McGourty is getting ready for a drier and warmer future, however. “We're rethinking and redesigning vineyards,” he says. “Current rootstocks are from northern France, so they don't take the heat well.” He's testing varieties that send their roots deeper and varieties that thrive in hot places like Greece and Portugal. “We want to keep up with climate change and still make very good wine,” he says.
Another concern is Mendocino's endangered and threatened salmonids, including Chinook and Coho salmon and steelhead trout. As in Paso Robles, wine grape growers in Mendocino use water to protect new growth from frost during spring — and this is when young salmonids need water in the streams that lead to the ocean, where they'll spend most of their adult lives. McGourty is part of UC collaborations testing frost protection alternatives such as wind machines and applications of a mix of mineral oil and copper, which curbs the bacteria that help ice form on plants.

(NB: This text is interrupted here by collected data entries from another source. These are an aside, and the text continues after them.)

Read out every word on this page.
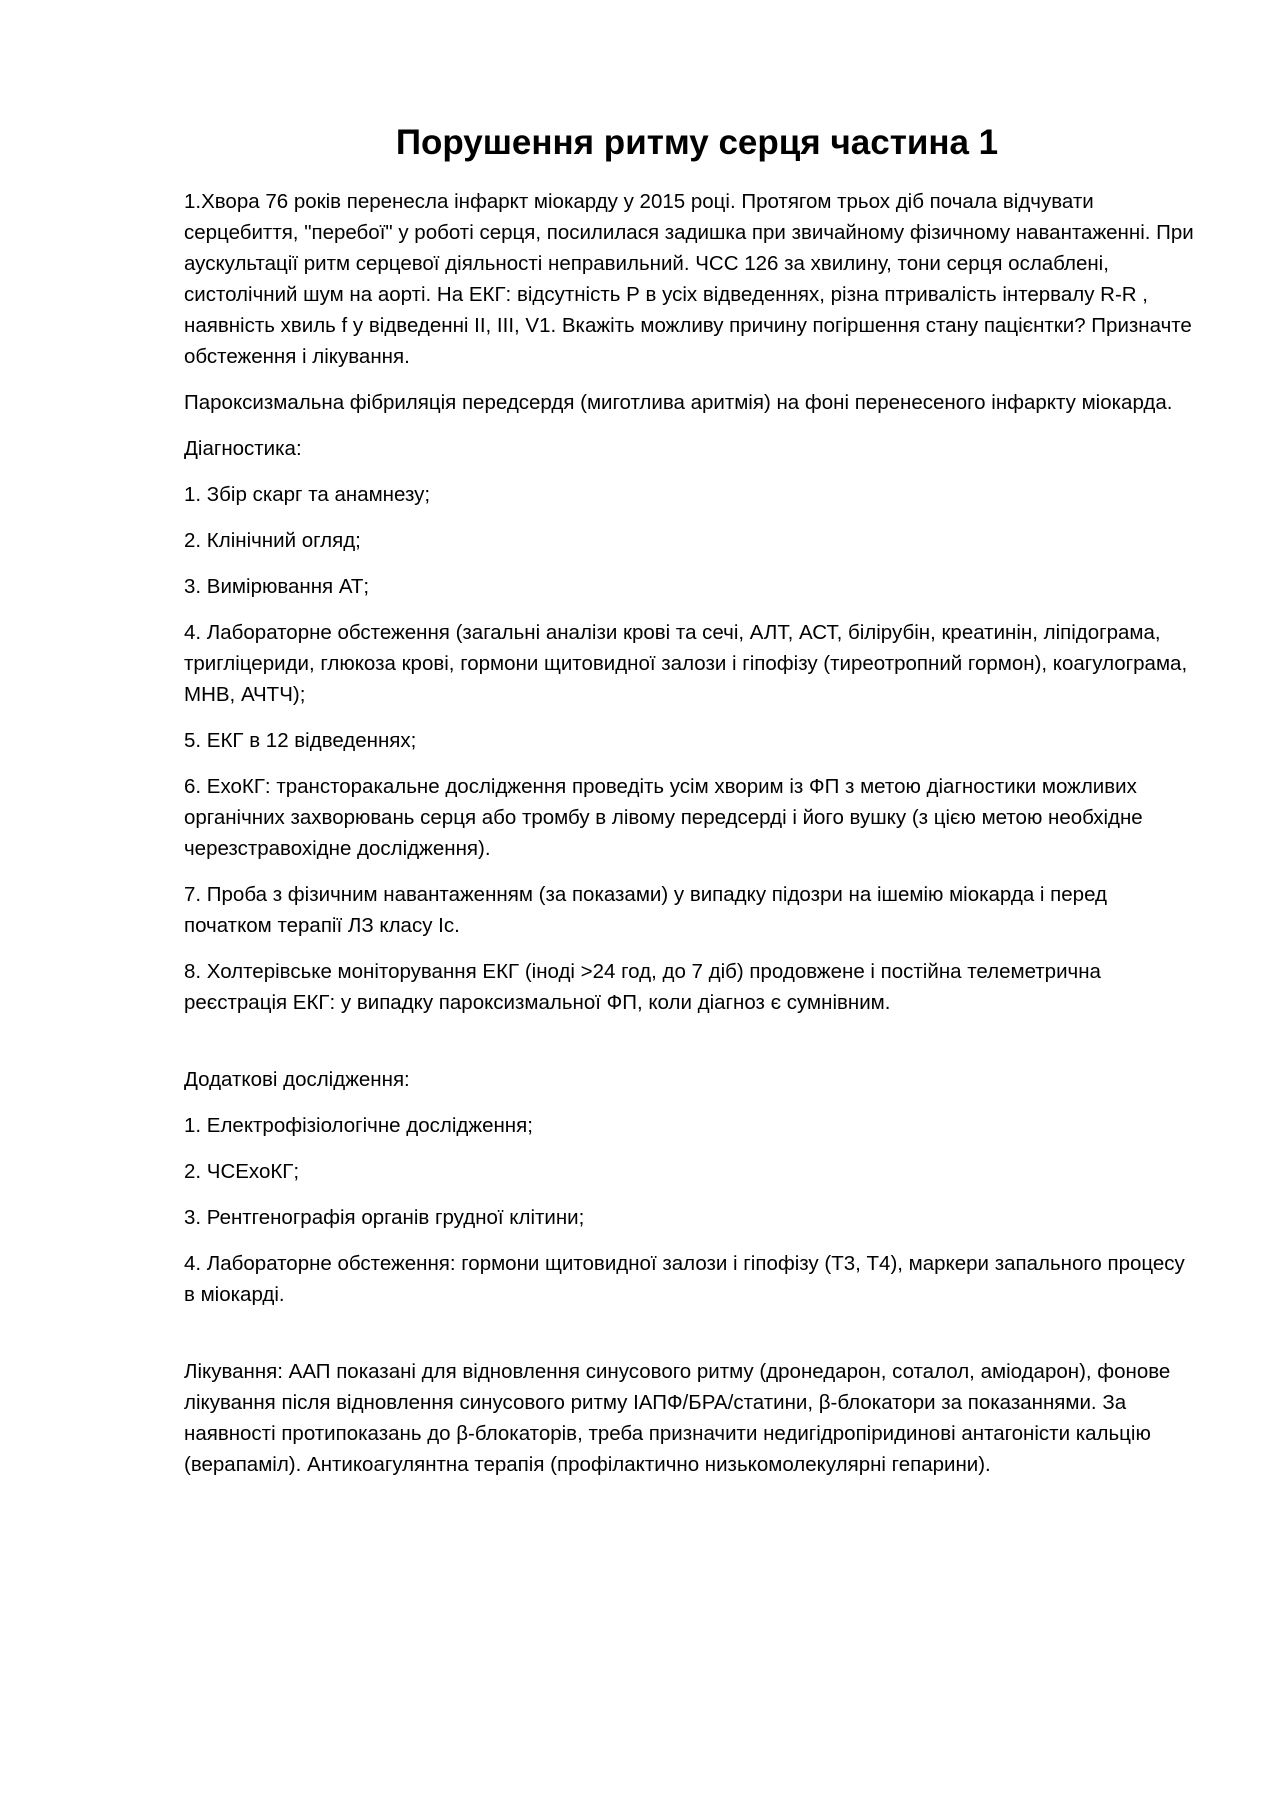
Порушення ритму серця частина 1

1.Хвора 76 років перенесла інфаркт міокарду у 2015 році. Протягом трьох діб почала відчувати серцебиття, "перебої" у роботі серця, посилилася задишка при звичайному фізичному навантаженні. При аускультації ритм серцевої діяльності неправильний. ЧСС 126 за хвилину, тони серця ослаблені, систолічний шум на аорті. На ЕКГ: відсутність Р в усіх відведеннях, різна птривалість інтервалу R-R , наявність хвиль f у відведенні II, III, V1. Вкажіть можливу причину погіршення стану пацієнтки? Призначте обстеження і лікування.

Пароксизмальна фібриляція передсердя (миготлива аритмія) на фоні перенесеного інфаркту міокарда.

Діагностика:

1. Збір скарг та анамнезу;

2. Клінічний огляд;

3. Вимірювання АТ;

4. Лабораторне обстеження (загальні аналізи крові та сечі, АЛТ, АСТ, білірубін, креатинін, ліпідограма, тригліцериди, глюкоза крові, гормони щитовидної залози і гіпофізу (тиреотропний гормон), коагулограма, МНВ, АЧТЧ);

5. ЕКГ в 12 відведеннях;

6. ЕхоКГ: трансторакальне дослідження проведіть усім хворим із ФП з метою діагностики можливих органічних захворювань серця або тромбу в лівому передсерді і його вушку (з цією метою необхідне черезстравохідне дослідження).

7. Проба з фізичним навантаженням (за показами) у випадку підозри на ішемію міокарда і перед початком терапії ЛЗ класу Ic.

8. Холтерівське моніторування ЕКГ (іноді >24 год, до 7 діб) продовжене і постійна телеметрична реєстрація ЕКГ: у випадку пароксизмальної ФП, коли діагноз є сумнівним.

Додаткові дослідження:

1. Електрофізіологічне дослідження;

2. ЧСЕхоКГ;

3. Рентгенографія органів грудної клітини;

4. Лабораторне обстеження: гормони щитовидної залози і гіпофізу (Т3, Т4), маркери запального процесу в міокарді.

Лікування: ААП показані для відновлення синусового ритму (дронедарон, соталол, аміодарон), фонове лікування після відновлення синусового ритму ІАПФ/БРА/статини, β-блокатори за показаннями. За наявності протипоказань до β-блокаторів, треба призначити недигідропіридинові антагоністи кальцію (верапаміл). Антикоагулянтна терапія (профілактично низькомолекулярні гепарини).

Having water in rivers and streams is not enough to keep salmon alive — these fish also need the water to be cold. “In the middle of summer, water temperature can be more important than flow,” says Lisa Thompson, UCCE fisheries specialist at UC Davis. At temperatures of up to 70°F, the pools where salmon hide from predators are already close to being too warm for the adult spring-run Chinook salmon in Butte Creek near Chico. “It's right on the line of what they can take,” Thompson says. “Some days get almost lethally hot.” Her fish and climate change models predict that the pools will be too hot for salmon in 50 years.
On days that are predicted to be extremely hot, resource agencies net fish and move them upstream to cooler waters. But that's so stressful for the salmon that they often die. It's also expensive, costing about $10,000 to move a few hundred salmon.
Pools in Butte Creek, near Chico, get too warm for salmon on the hottest spring days. Resource agencies have been netting hundreds of salmon at a time and trucking them to cooler waters upstream.
Thompson has another suggestion for getting salmon through heat waves: bring cold water to them instead of bringing them to cold water. She envisions piping cold water into the bottom of the pools, which can be 24 feet deep in mountain streams. Given the cost and casualty rate of moving salmon, this approach “may be just as feasible,” she says.
Solutions can't come soon enough for all of California's water users, from salmon and other wildlife to farmers to people in cities. Not only is water demand growing, but we can't necessarily count on all the water that we've gotten used to having. “The last 150 years have been wetter than the last 2,000 years,” says Lynn Ingram, professor in the UC Berkeley Department of Earth and Planetary Science. In other words, extended droughts could be the new normal — rather than the exception — in California.